А потом он неожиданно вновь увидел, как задержали они на блоке ржавые жигули с двумя чеченцами в камуфляже и с оружием. Парни показали удостоверения, что из чеченской милиции. Надо было бы их отпустить. Но старшему на блоке не понравилось, что чехи ведут себя слишком дерзко. Будто это не Россия в Чечню вошла наводить конституционный порядок, а наоборот, Чечня наводит порядок в России. Тогда и вызвали по рации подкрепление. Через десять минут примчались два БТРа, бойцы скрутили задержанных, натянули им на голову мешки и умчались. А на следующий день поднялся переполох до небес. Пропали задержанные чеченцы. На джипах приезжали крутые чеченские мужики, все обвешанные оружием. Заходили на блок нагло, как к себе домой. Разговаривали, как допрашивали. И странно, робел Мирошниченко в разговоре с ними. А потом прошёл слух, что нашли ту машину, а в ней обгоревшие трупы. Парни те оказались родственниками очень больших людей в чеченской администрации и тех, кто шастает по горам.

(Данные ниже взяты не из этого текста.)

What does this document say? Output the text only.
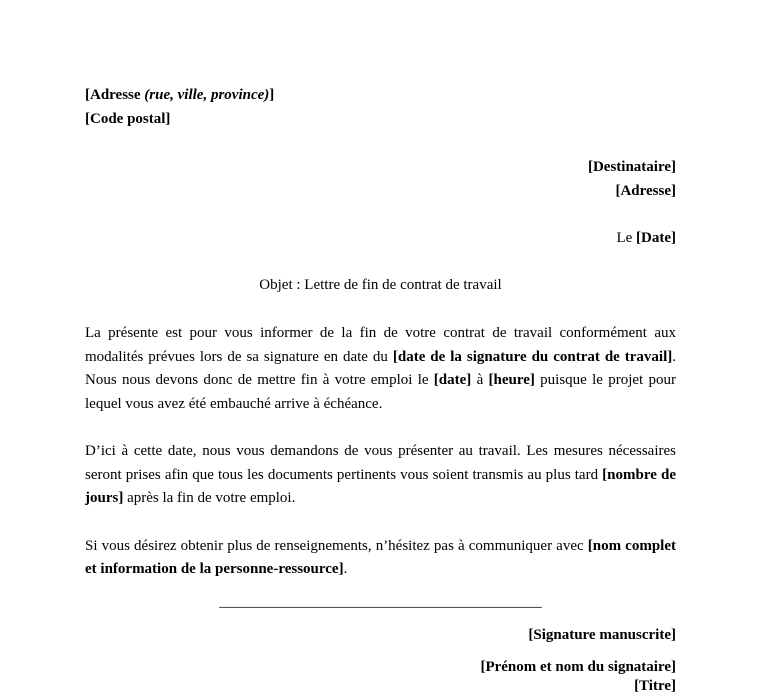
[Adresse (rue, ville, province)]

[Code postal]

[Destinataire]

[Adresse]

Le [Date]

Objet : Lettre de fin de contrat de travail

La présente est pour vous informer de la fin de votre contrat de travail conformément aux modalités prévues lors de sa signature en date du [date de la signature du contrat de travail]. Nous nous devons donc de mettre fin à votre emploi le [date] à [heure] puisque le projet pour lequel vous avez été embauché arrive à échéance.

D’ici à cette date, nous vous demandons de vous présenter au travail. Les mesures nécessaires seront prises afin que tous les documents pertinents vous soient transmis au plus tard [nombre de jours] après la fin de votre emploi.

Si vous désirez obtenir plus de renseignements, n’hésitez pas à communiquer avec [nom complet et information de la personne-ressource].

___________________________________________

[Signature manuscrite]

[Prénom et nom du signataire]

[Titre]
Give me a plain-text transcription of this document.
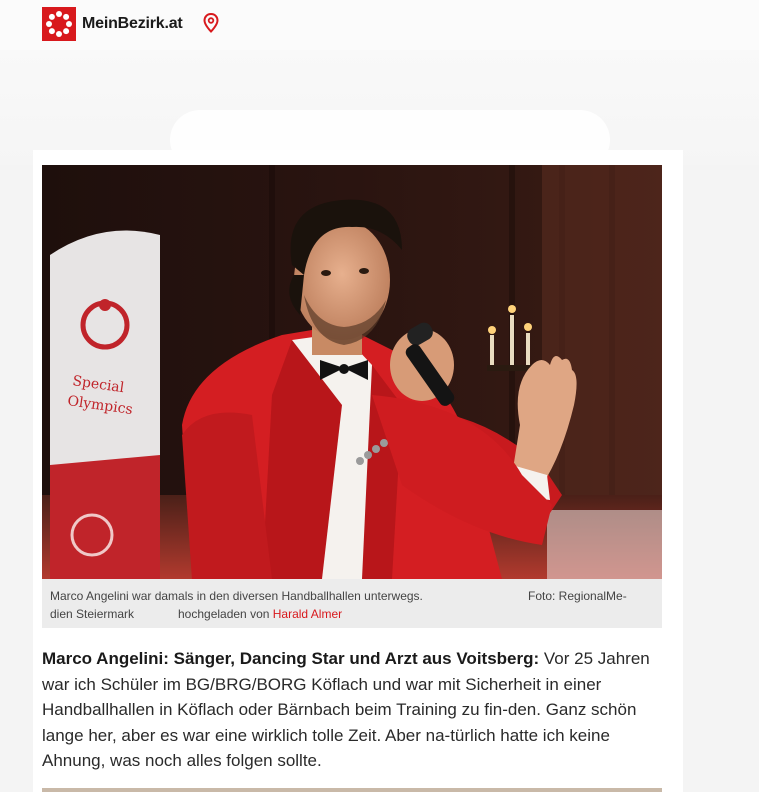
MeinBezirk.at
Special
Olympics
Marco Angelini war damals in den diversen Handballhallen unterwegs.	Foto: RegionalMe-
dien Steiermark	hochgeladen von Harald Almer

Marco Angelini: Sänger, Dancing Star und Arzt aus Voitsberg: Vor 25 Jahren war ich Schüler im BG/BRG/BORG Köflach und war mit Sicherheit in einer Handballhallen in Köflach oder Bärnbach beim Training zu fin-den. Ganz schön lange her, aber es war eine wirklich tolle Zeit. Aber na-türlich hatte ich keine Ahnung, was noch alles folgen sollte.
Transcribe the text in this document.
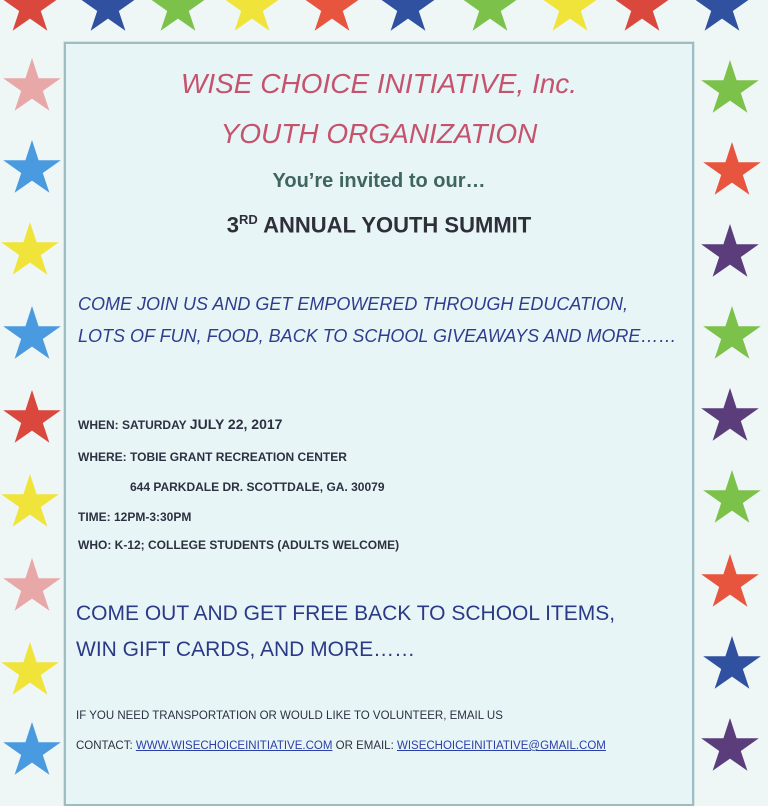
WISE CHOICE INITIATIVE, Inc.
YOUTH ORGANIZATION
You’re invited to our…
3RD ANNUAL YOUTH SUMMIT
COME JOIN US AND GET EMPOWERED THROUGH EDUCATION, LOTS OF FUN, FOOD, BACK TO SCHOOL GIVEAWAYS AND MORE……
WHEN: SATURDAY JULY 22, 2017
WHERE: TOBIE GRANT RECREATION CENTER
644 PARKDALE DR. SCOTTDALE, GA. 30079
TIME: 12PM-3:30PM
WHO: K-12; COLLEGE STUDENTS (ADULTS WELCOME)
COME OUT AND GET FREE BACK TO SCHOOL ITEMS,
WIN GIFT CARDS, AND MORE……
IF YOU NEED TRANSPORTATION OR WOULD LIKE TO VOLUNTEER, EMAIL US
CONTACT: WWW.WISECHOICEINITIATIVE.COM OR EMAIL: WISECHOICEINITIATIVE@GMAIL.COM
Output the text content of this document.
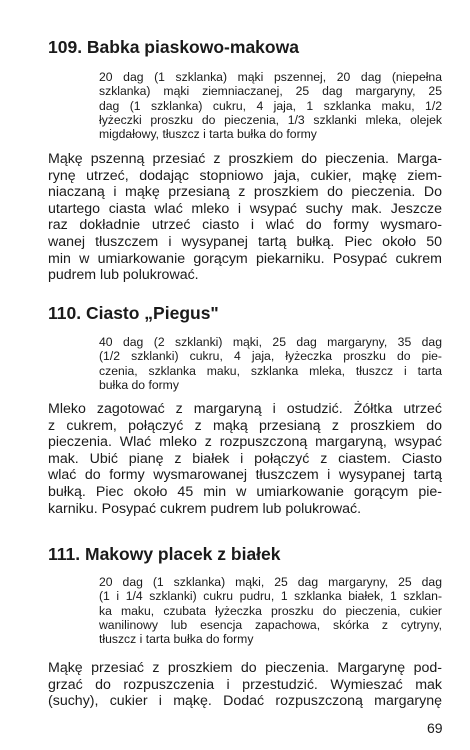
109. Babka piaskowo-makowa
20 dag (1 szklanka) mąki pszennej, 20 dag (niepełna
szklanka) mąki ziemniaczanej, 25 dag margaryny, 25
dag (1 szklanka) cukru, 4 jaja, 1 szklanka maku, 1/2
łyżeczki proszku do pieczenia, 1/3 szklanki mleka, olejek
migdałowy, tłuszcz i tarta bułka do formy
Mąkę pszenną przesiać z proszkiem do pieczenia. Marga-
rynę utrzeć, dodając stopniowo jaja, cukier, mąkę ziem-
niaczaną i mąkę przesianą z proszkiem do pieczenia. Do
utartego ciasta wlać mleko i wsypać suchy mak. Jeszcze
raz dokładnie utrzeć ciasto i wlać do formy wysmaro-
wanej tłuszczem i wysypanej tartą bułką. Piec około 50
min w umiarkowanie gorącym piekarniku. Posypać cukrem
pudrem lub polukrować.
110. Ciasto „Piegus"
40 dag (2 szklanki) mąki, 25 dag margaryny, 35 dag
(1/2 szklanki) cukru, 4 jaja, łyżeczka proszku do pie-
czenia, szklanka maku, szklanka mleka, tłuszcz i tarta
bułka do formy
Mleko zagotować z margaryną i ostudzić. Żółtka utrzeć
z cukrem, połączyć z mąką przesianą z proszkiem do
pieczenia. Wlać mleko z rozpuszczoną margaryną, wsypać
mak. Ubić pianę z białek i połączyć z ciastem. Ciasto
wlać do formy wysmarowanej tłuszczem i wysypanej tartą
bułką. Piec około 45 min w umiarkowanie gorącym pie-
karniku. Posypać cukrem pudrem lub polukrować.
111. Makowy placek z białek
20 dag (1 szklanka) mąki, 25 dag margaryny, 25 dag
(1 i 1/4 szklanki) cukru pudru, 1 szklanka białek, 1 szklan-
ka maku, czubata łyżeczka proszku do pieczenia, cukier
wanilinowy lub esencja zapachowa, skórka z cytryny,
tłuszcz i tarta bułka do formy
Mąkę przesiać z proszkiem do pieczenia. Margarynę pod-
grzać do rozpuszczenia i przestudzić. Wymieszać mak
(suchy), cukier i mąkę. Dodać rozpuszczoną margarynę
69
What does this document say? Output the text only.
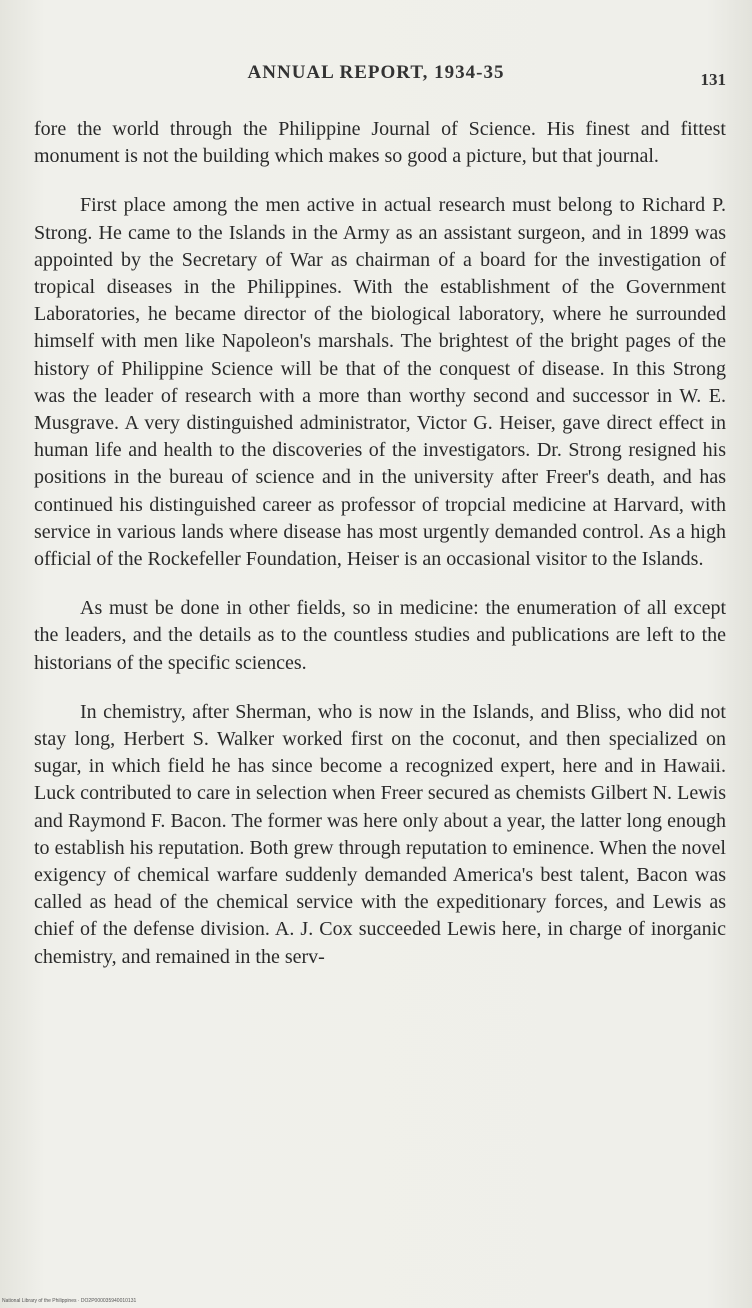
ANNUAL REPORT, 1934-35	131

fore the world through the Philippine Journal of Science. His finest and fittest monument is not the building which makes so good a picture, but that journal.

First place among the men active in actual research must belong to Richard P. Strong. He came to the Islands in the Army as an assistant surgeon, and in 1899 was appointed by the Secretary of War as chairman of a board for the investigation of tropical diseases in the Philippines. With the establishment of the Government Laboratories, he became director of the biological laboratory, where he surrounded himself with men like Napoleon's marshals. The brightest of the bright pages of the history of Philippine Science will be that of the conquest of disease. In this Strong was the leader of research with a more than worthy second and successor in W. E. Musgrave. A very distinguished administrator, Victor G. Heiser, gave direct effect in human life and health to the discoveries of the investigators. Dr. Strong resigned his positions in the bureau of science and in the university after Freer's death, and has continued his distinguished career as professor of tropcial medicine at Harvard, with service in various lands where disease has most urgently demanded control. As a high official of the Rockefeller Foundation, Heiser is an occasional visitor to the Islands.

As must be done in other fields, so in medicine: the enumeration of all except the leaders, and the details as to the countless studies and publications are left to the historians of the specific sciences.

In chemistry, after Sherman, who is now in the Islands, and Bliss, who did not stay long, Herbert S. Walker worked first on the coconut, and then specialized on sugar, in which field he has since become a recognized expert, here and in Hawaii. Luck contributed to care in selection when Freer secured as chemists Gilbert N. Lewis and Raymond F. Bacon. The former was here only about a year, the latter long enough to establish his reputation. Both grew through reputation to eminence. When the novel exigency of chemical warfare suddenly demanded America's best talent, Bacon was called as head of the chemical service with the expeditionary forces, and Lewis as chief of the defense division. A. J. Cox succeeded Lewis here, in charge of inorganic chemistry, and remained in the serv-

National Library of the Philippines · DO2P000035940010131
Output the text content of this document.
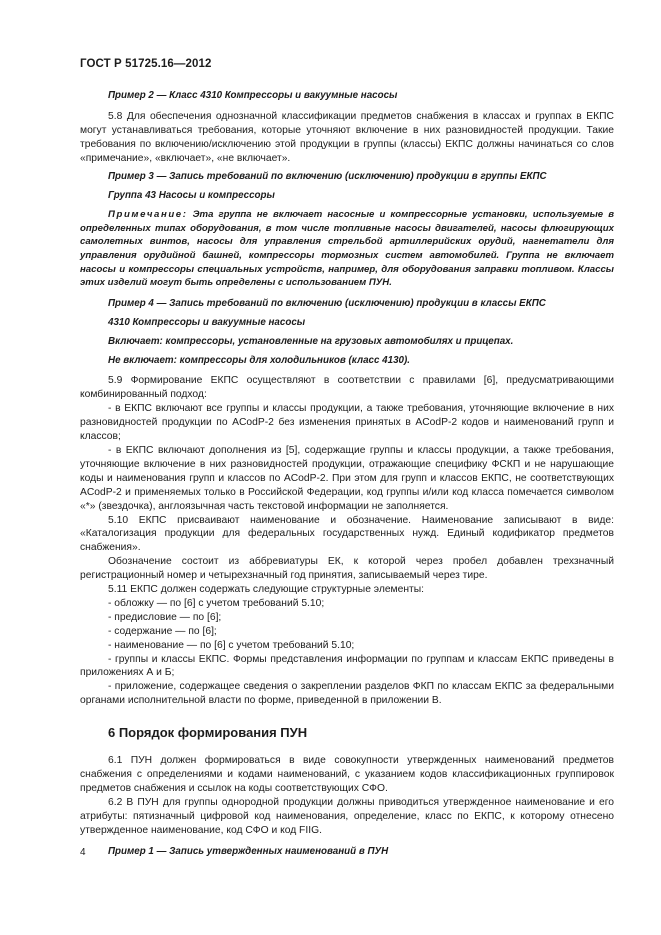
ГОСТ Р 51725.16—2012

Пример 2 — Класс 4310 Компрессоры и вакуумные насосы

5.8 Для обеспечения однозначной классификации предметов снабжения в классах и группах в ЕКПС могут устанавливаться требования, которые уточняют включение в них разновидностей продукции. Такие требования по включению/исключению этой продукции в группы (классы) ЕКПС должны начинаться со слов «примечание», «включает», «не включает».

Пример 3 — Запись требований по включению (исключению) продукции в группы ЕКПС

Группа 43 Насосы и компрессоры

Примечание: Эта группа не включает насосные и компрессорные установки, используемые в определенных типах оборудования, в том числе топливные насосы двигателей, насосы флюгирующих самолетных винтов, насосы для управления стрельбой артиллерийских орудий, нагнетатели для управления орудийной башней, компрессоры тормозных систем автомобилей. Группа не включает насосы и компрессоры специальных устройств, например, для оборудования заправки топливом. Классы этих изделий могут быть определены с использованием ПУН.

Пример 4 — Запись требований по включению (исключению) продукции в классы ЕКПС

4310 Компрессоры и вакуумные насосы

Включает: компрессоры, установленные на грузовых автомобилях и прицепах.

Не включает: компрессоры для холодильников (класс 4130).

5.9 Формирование ЕКПС осуществляют в соответствии с правилами [6], предусматривающими комбинированный подход:

- в ЕКПС включают все группы и классы продукции, а также требования, уточняющие включение в них разновидностей продукции по ACodP-2 без изменения принятых в ACodP-2 кодов и наименований групп и классов;

- в ЕКПС включают дополнения из [5], содержащие группы и классы продукции, а также требования, уточняющие включение в них разновидностей продукции, отражающие специфику ФСКП и не нарушающие коды и наименования групп и классов по ACodP-2. При этом для групп и классов ЕКПС, не соответствующих ACodP-2 и применяемых только в Российской Федерации, код группы и/или код класса помечается символом «*» (звездочка), англоязычная часть текстовой информации не заполняется.

5.10 ЕКПС присваивают наименование и обозначение. Наименование записывают в виде: «Каталогизация продукции для федеральных государственных нужд. Единый кодификатор предметов снабжения».

Обозначение состоит из аббревиатуры ЕК, к которой через пробел добавлен трехзначный регистрационный номер и четырехзначный год принятия, записываемый через тире.

5.11 ЕКПС должен содержать следующие структурные элементы:

- обложку — по [6] с учетом требований 5.10;

- предисловие — по [6];

- содержание — по [6];

- наименование — по [6] с учетом требований 5.10;

- группы и классы ЕКПС. Формы представления информации по группам и классам ЕКПС приведены в приложениях А и Б;

- приложение, содержащее сведения о закреплении разделов ФКП по классам ЕКПС за федеральными органами исполнительной власти по форме, приведенной в приложении В.

6 Порядок формирования ПУН

6.1 ПУН должен формироваться в виде совокупности утвержденных наименований предметов снабжения с определениями и кодами наименований, с указанием кодов классификационных группировок предметов снабжения и ссылок на коды соответствующих СФО.

6.2 В ПУН для группы однородной продукции должны приводиться утвержденное наименование и его атрибуты: пятизначный цифровой код наименования, определение, класс по ЕКПС, к которому отнесено утвержденное наименование, код СФО и код FIIG.

Пример 1 — Запись утвержденных наименований в ПУН

4
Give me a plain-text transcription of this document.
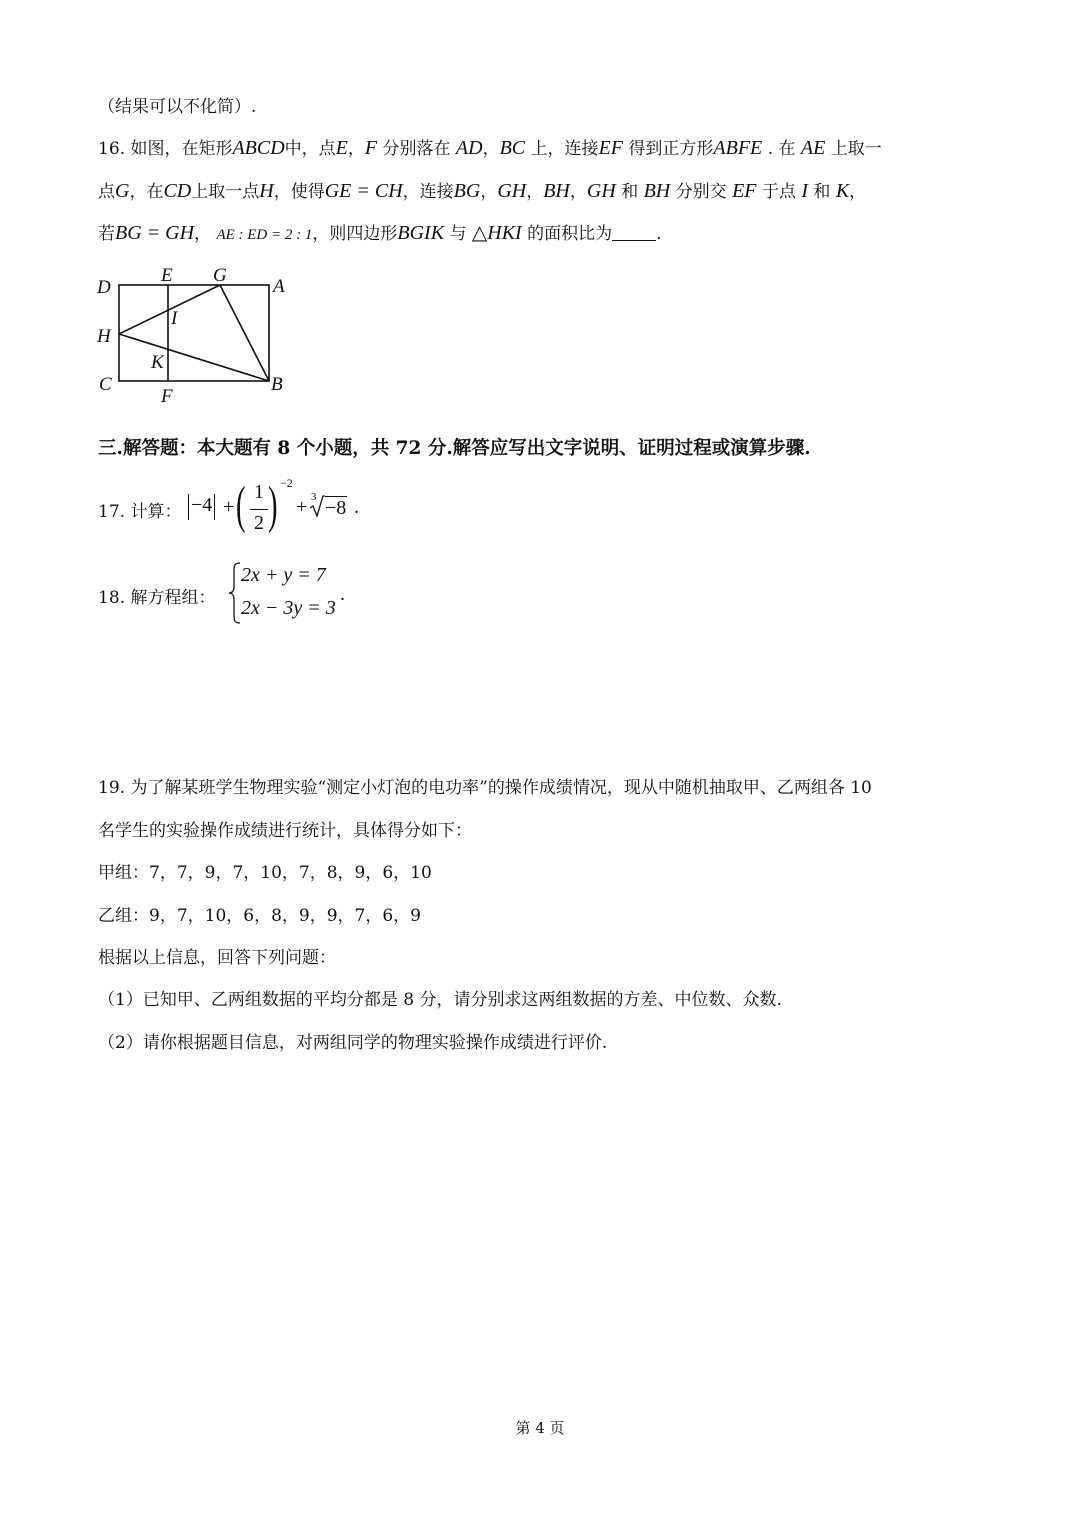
（结果可以不化简）.
16. 如图，在矩形ABCD中，点E，F 分别落在 AD，BC 上，连接EF 得到正方形ABFE . 在 AE 上取一
点G，在CD上取一点H，使得GE = CH，连接BG，GH，BH，GH 和 BH 分别交 EF 于点 I 和 K，
若BG = GH， AE : ED = 2 : 1，则四边形BGIK 与 △HKI 的面积比为	.
D
E G
A
I
H
K
C
F
B
三.解答题：本大题有 8 个小题，共 72 分.解答应写出文字说明、证明过程或演算步骤.
17. 计算： −4 + ( 1
2 ) −2
+ 3 −8 .
18. 解方程组：
2x + y = 7
2x − 3y = 3
.
19. 为了解某班学生物理实验“测定小灯泡的电功率”的操作成绩情况，现从中随机抽取甲、乙两组各 10
名学生的实验操作成绩进行统计，具体得分如下：
甲组：7，7，9，7，10，7，8，9，6，10
乙组：9，7，10，6，8，9，9，7，6，9
根据以上信息，回答下列问题：
（1）已知甲、乙两组数据的平均分都是 8 分，请分别求这两组数据的方差、中位数、众数.
（2）请你根据题目信息，对两组同学的物理实验操作成绩进行评价.
第 4 页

Родственники поклялись найти и кровно отомстить убийцам. Ровно через неделю у Мирошниченко закончился срок командировки и он вернулся в родной УВД. А ещё через неделю ребят, с которыми он на блоке был, расстреляли в городе.
И страшно было Мирошниченко во сне. Как жить теперь в своей стране?
В соседней камере с перебинтованной головой храпел Смышляев.
* * *
Однажды вечером Ахмад Хаджи вместе с Аликом и Андреем уехали в соседнее село. Ночью в Женькину коморку пришла Марьям. Она погасила свет, разделась в темноте. Её горячие соски, выпроставшиеся из под лифчика, твёрдо упирались ему в грудь, и он пугался. Такое с ним было в первый раз. Женька опускал руку на ее горячий и на ощупь бархатный, как у щенка живот, блуждая пугливой ладонью задевал жёсткий завиток чёрных волос. Потом, незаметно для себя, застигнутые полудрёмной чередой образов и воспоминаний, засыпали прижавшись друг другу.